À primeira vista, a ideia de um “sommelier de água” soa como o auge da pretensão, um conceito tão exagerado que parece saído de um roteiro de comédia. Um especialista em… água? A bebida que é definida por sua suposta falta de sabor, cheiro e cor? A reação inicial da maioria das pessoas é de ceticismo e até de zombaria.
No entanto, por trás da aparente simplicidade da água, existe um universo de complexidade, terroir e nuances minerais. E sim, a profissão de sommelier de água não apenas existe, como é levada muito a sério em círculos de alta gastronomia, hotelaria de luxo e por produtores de águas minerais premium.
Longe de ser uma piada, é uma carreira que exige um paladar altamente treinado, um conhecimento profundo de geologia, química e a arte da harmonização.
Afinal, Água Não é Tudo Igual?
Este é o primeiro mito que um sommelier de água derruba. A água que bebemos está longe de ser apenas H₂O puro. Sua jornada através de camadas subterrâneas de rocha e solo infunde nela uma assinatura mineral única, uma espécie de terroir líquido.
O fator mais importante que diferencia uma água da outra é o seu nível de TDS (Total de Sólidos Dissolvidos). O TDS mede a quantidade total de minerais (como cálcio, magnésio, sódio, bicarbonato) dissolvidos na água, medido em miligramas por litro (mg/L).
Águas com Baixo TDS (Águas Leves): Têm um sabor muito neutro, limpo e suave. São como uma tela em branco. Ex: Águas de degelo de geleiras.
Águas com Alto TDS (Águas Duras ou Minerais): Têm um sabor muito mais pronunciado e uma textura mais perceptível na boca. Podem ser levemente salgadas, amargas ou até efervescentes, dependendo da sua composição mineral. Ex: Águas de fontes vulcânicas.

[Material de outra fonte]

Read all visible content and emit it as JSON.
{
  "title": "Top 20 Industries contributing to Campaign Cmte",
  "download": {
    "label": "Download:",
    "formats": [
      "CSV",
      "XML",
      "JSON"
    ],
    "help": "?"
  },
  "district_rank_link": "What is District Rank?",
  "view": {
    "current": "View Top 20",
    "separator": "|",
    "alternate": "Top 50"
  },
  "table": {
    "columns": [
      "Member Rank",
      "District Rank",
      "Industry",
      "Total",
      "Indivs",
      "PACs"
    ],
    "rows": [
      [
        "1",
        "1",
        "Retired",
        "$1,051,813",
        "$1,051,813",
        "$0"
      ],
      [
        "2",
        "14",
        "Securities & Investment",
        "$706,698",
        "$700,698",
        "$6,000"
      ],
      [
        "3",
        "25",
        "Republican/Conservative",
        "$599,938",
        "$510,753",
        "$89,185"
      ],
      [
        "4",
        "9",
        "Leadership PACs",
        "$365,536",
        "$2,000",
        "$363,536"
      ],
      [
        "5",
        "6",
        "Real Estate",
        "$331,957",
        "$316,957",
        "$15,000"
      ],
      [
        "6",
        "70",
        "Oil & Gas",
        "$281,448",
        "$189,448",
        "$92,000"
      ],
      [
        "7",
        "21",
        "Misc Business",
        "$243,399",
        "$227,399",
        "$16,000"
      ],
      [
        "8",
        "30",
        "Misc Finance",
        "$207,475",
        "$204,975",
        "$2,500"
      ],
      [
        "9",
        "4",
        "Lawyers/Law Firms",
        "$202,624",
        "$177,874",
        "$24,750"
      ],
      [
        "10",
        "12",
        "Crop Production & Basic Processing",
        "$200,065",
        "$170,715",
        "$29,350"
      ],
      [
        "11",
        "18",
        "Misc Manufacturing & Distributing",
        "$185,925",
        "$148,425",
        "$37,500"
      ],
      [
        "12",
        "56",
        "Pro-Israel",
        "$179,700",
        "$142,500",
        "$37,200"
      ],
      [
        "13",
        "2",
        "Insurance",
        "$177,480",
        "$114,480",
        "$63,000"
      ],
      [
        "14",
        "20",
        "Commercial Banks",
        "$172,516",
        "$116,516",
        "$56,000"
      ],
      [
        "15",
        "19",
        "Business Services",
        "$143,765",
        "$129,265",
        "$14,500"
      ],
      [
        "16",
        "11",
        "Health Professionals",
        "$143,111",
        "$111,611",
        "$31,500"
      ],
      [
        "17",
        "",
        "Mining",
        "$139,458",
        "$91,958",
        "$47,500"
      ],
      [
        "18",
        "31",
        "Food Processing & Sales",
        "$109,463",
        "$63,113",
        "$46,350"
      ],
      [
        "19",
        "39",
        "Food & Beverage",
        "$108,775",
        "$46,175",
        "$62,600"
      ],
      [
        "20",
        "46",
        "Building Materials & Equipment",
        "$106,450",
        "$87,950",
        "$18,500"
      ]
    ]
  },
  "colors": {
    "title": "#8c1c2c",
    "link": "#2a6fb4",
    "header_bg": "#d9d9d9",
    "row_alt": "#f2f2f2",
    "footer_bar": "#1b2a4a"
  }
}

Um sommelier de água treinado consegue identificar essas diferenças e descrever a água em termos de sua textura (leve, pesada, aveludada), mineralidade (salgada, calcária, etc.) e acidez (nível de pH).
O Trabalho do Sommelier de Água: A Arte da Harmonização
O papel principal de um sommelier de água na alta gastronomia não é apenas “vender água cara”. É garantir que a água servida complemente e eleve a experiência da comida e da bebida, em vez de prejudicá-la.
Imagine que você está prestes a degustar um vinho delicado e sutil. Se você beber uma água com alta mineralidade e sabor forte logo antes, ela pode “limpar” seu paladar de forma tão agressiva que você perderá as nuances do vinho. Nesse caso, um sommelier recomendaria uma água leve e neutra.

Por outro lado, se você está comendo um prato rico e gorduroso, uma água com alta carbonatação (gás) e mineralidade pode ajudar a limpar o paladar entre as garfadas, preparando-o para a próxima e tornando a refeição mais prazerosa.
O trabalho envolve:
Criar uma “Carta de Águas”: Selecionar uma variedade de águas de diferentes fontes e perfis minerais para oferecer aos clientes.
Harmonizar com Pratos: Recomendar a água ideal para acompanhar um prato específico, da mesma forma que um sommelier de vinhos faz.
Harmonizar com Outras Bebidas: Sugerir a água certa para acompanhar vinhos, cafés especiais ou destilados, garantindo que uma não anule a outra.
Educar os Clientes: Explicar as diferenças entre as águas e o porquê de suas recomendações, transformando a hidratação em uma parte integrante da experiência gastronômica.
Como Alguém se Torna um Sommelier de Água?
Existem certificações internacionais sérias, como a da Fine Water Society e a do Doemens Academy na Alemanha. Os cursos envolvem aulas teóricas sobre geologia, química e saúde, além de inúmeras sessões de degustação às cegas para treinar o paladar a identificar as sutis diferenças entre centenas de tipos de água de todo o mundo.
Portanto, da próxima vez que ouvir falar de um sommelier de água, em vez de revirar os olhos, lembre-se que por trás do conceito existe uma ciência real e uma dedicação profunda em aprimorar a mais fundamental de todas as experiências humanas: beber água.